Vorteile des Fastens für Körper, Seele und Geist
Wir haben alles, können uns jederzeit von allem noch mehr besorgen und finden immer und überall neue Möglichkeiten, uns etwas zu „gönnen“ und uns abzulenken. Wir konsumieren, wann immer wir wollen und wo immer wir wollen. Wir orientieren uns sehr nach außen, leben im Außen und oftmals für „die Anderen“. Dadurch nehmen wir unsere eigenen Bedürfnisse zu wenig wahr. Wir definieren uns auch häufig über Äußerlichkeiten und sehen ständig diejenigen, die am Essen und am Feiern sind, die sich vergnügen und es sich gut gehen lassen. Wir haben immer das Gefühl von Mangel, obwohl wir in der Fülle leben, weil uns die Werbung suggeriert, dass wir noch mehr brauchen. Wir kommen mit vollen Einkaufstaschen nach Hause, haben aber dennoch das Gefühl, dass noch einige Spurenelemente und Mineralstoffe fehlen. Wir kaufen neue Kleidung und sind damit nach einer Saison schon wieder nicht mehr im Trend. Wir machen Urlaub und haben das falsche Hotel gebucht, wir gehen aus und sind im verkehrten Lokal und wir sind immer gerade dort, wo es nicht so schön, so modern, so gemütlich ist. Wir sind in Konkurrenz mit den „Anderen“ und so entsteht häufig das Gefühl von Mangel und Unzulänglichkeit – und das hält uns am Laufen und Hetzen. Wir halten Ausschau nach Neuem, Besserem, Schnellerem – und doch führt der Weg nicht ins Glück oder zu Zufriedenheit.

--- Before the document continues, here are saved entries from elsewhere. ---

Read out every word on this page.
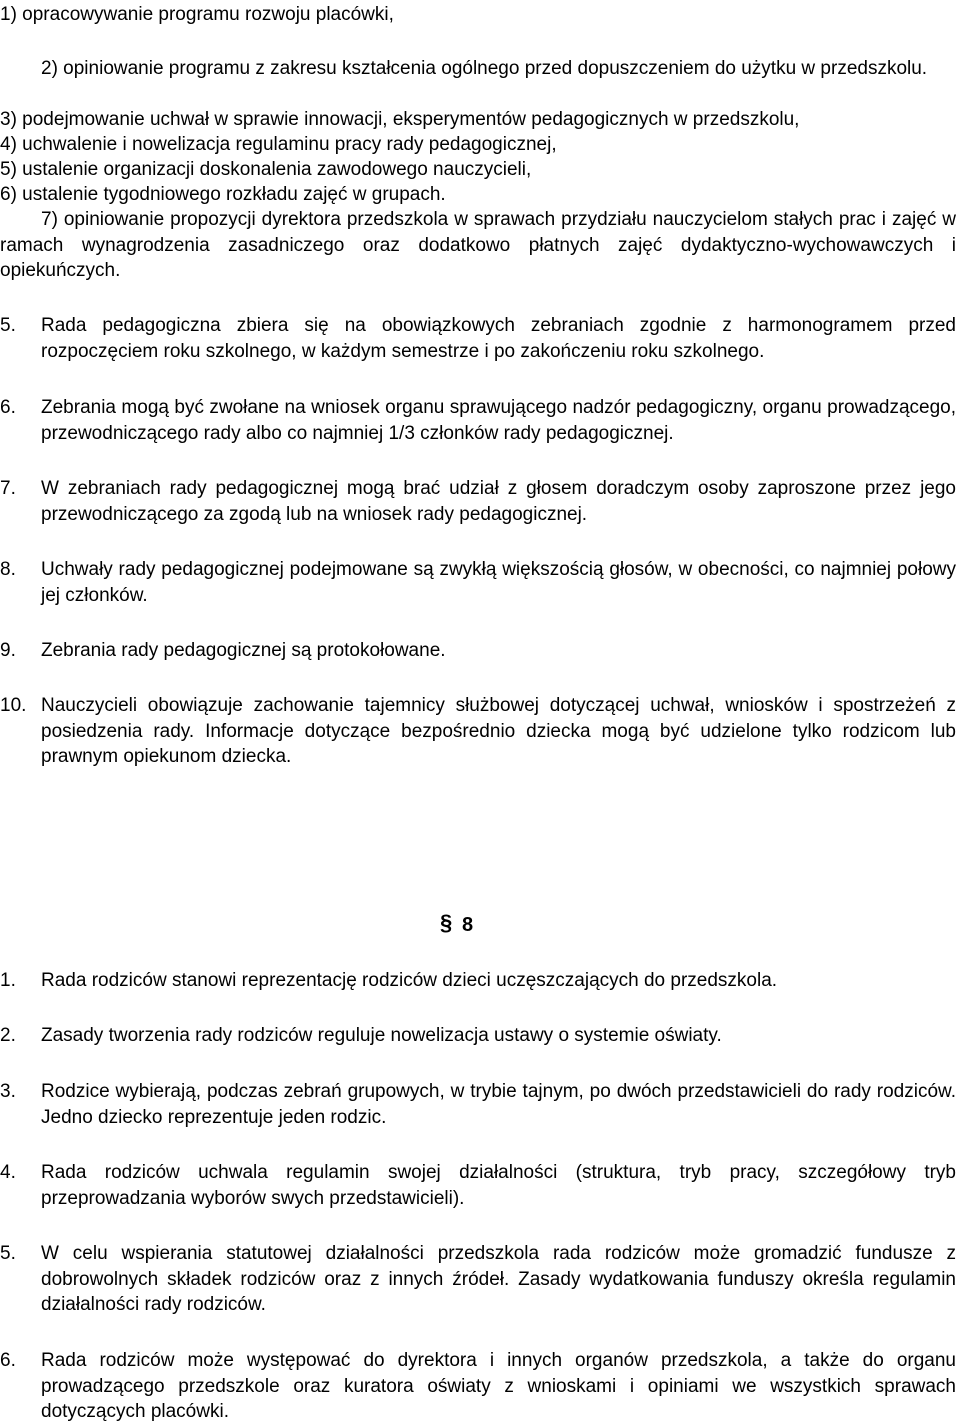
1) opracowywanie programu rozwoju placówki,
2) opiniowanie programu z zakresu kształcenia ogólnego przed dopuszczeniem do użytku w przedszkolu.
3) podejmowanie uchwał w sprawie innowacji, eksperymentów pedagogicznych w przedszkolu,
4) uchwalenie i nowelizacja regulaminu pracy rady pedagogicznej,
5) ustalenie organizacji doskonalenia zawodowego nauczycieli,
6) ustalenie tygodniowego rozkładu zajęć w grupach.
7) opiniowanie propozycji dyrektora przedszkola w sprawach przydziału nauczycielom stałych prac i zajęć w ramach wynagrodzenia zasadniczego oraz dodatkowo płatnych zajęć dydaktyczno-wychowawczych i opiekuńczych.
5. Rada pedagogiczna zbiera się na obowiązkowych zebraniach zgodnie z harmonogramem przed rozpoczęciem roku szkolnego, w każdym semestrze i po zakończeniu roku szkolnego.
6. Zebrania mogą być zwołane na wniosek organu sprawującego nadzór pedagogiczny, organu prowadzącego, przewodniczącego rady albo co najmniej 1/3 członków rady pedagogicznej.
7. W zebraniach rady pedagogicznej mogą brać udział z głosem doradczym osoby zaproszone przez jego przewodniczącego za zgodą lub na wniosek rady pedagogicznej.
8. Uchwały rady pedagogicznej podejmowane są zwykłą większością głosów, w obecności, co najmniej połowy jej członków.
9. Zebrania rady pedagogicznej są protokołowane.
10. Nauczycieli obowiązuje zachowanie tajemnicy służbowej dotyczącej uchwał, wniosków i spostrzeżeń z posiedzenia rady. Informacje dotyczące bezpośrednio dziecka mogą być udzielone tylko rodzicom lub prawnym opiekunom dziecka.
§ 8
1. Rada rodziców stanowi reprezentację rodziców dzieci uczęszczających do przedszkola.
2. Zasady tworzenia rady rodziców reguluje nowelizacja ustawy o systemie oświaty.
3. Rodzice wybierają, podczas zebrań grupowych, w trybie tajnym, po dwóch przedstawicieli do rady rodziców. Jedno dziecko reprezentuje jeden rodzic.
4. Rada rodziców uchwala regulamin swojej działalności (struktura, tryb pracy, szczegółowy tryb przeprowadzania wyborów swych przedstawicieli).
5. W celu wspierania statutowej działalności przedszkola rada rodziców może gromadzić fundusze z dobrowolnych składek rodziców oraz z innych źródeł. Zasady wydatkowania funduszy określa regulamin działalności rady rodziców.
6. Rada rodziców może występować do dyrektora i innych organów przedszkola, a także do organu prowadzącego przedszkole oraz kuratora oświaty z wnioskami i opiniami we wszystkich sprawach dotyczących placówki.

Wir können freiwillig reduzieren, bevor dieser Überfluss zu einem Überdruss führt oder eine Krankheit uns dazu zwingt, und wir können durch ein bescheideneres Verhalten Umweltsünden in den Herkunftsländern der Konsumgüter und der exotischen Lebensmittel vermeiden helfen. Dieser Gedanke ist gleichermaßen banal wie radikal, denn wir sind immer mit allem verbunden und deshalb auch immer für alles mitverantwortlich. Wir sind Teil eines großen Ganzen und wirken deshalb auf das Ganze – mit jedem Gedanken und mit jeder Tat, mit jeder Kaufentscheidung und mit unserem Essverhalten.
Die Lösung lautet: innehalten und fasten auf allen Ebenen.
Es kommt auf jede/n Einzelne/n an. Jede/r ist Teil der Veränderung – zum Guten oder zum Schlechten.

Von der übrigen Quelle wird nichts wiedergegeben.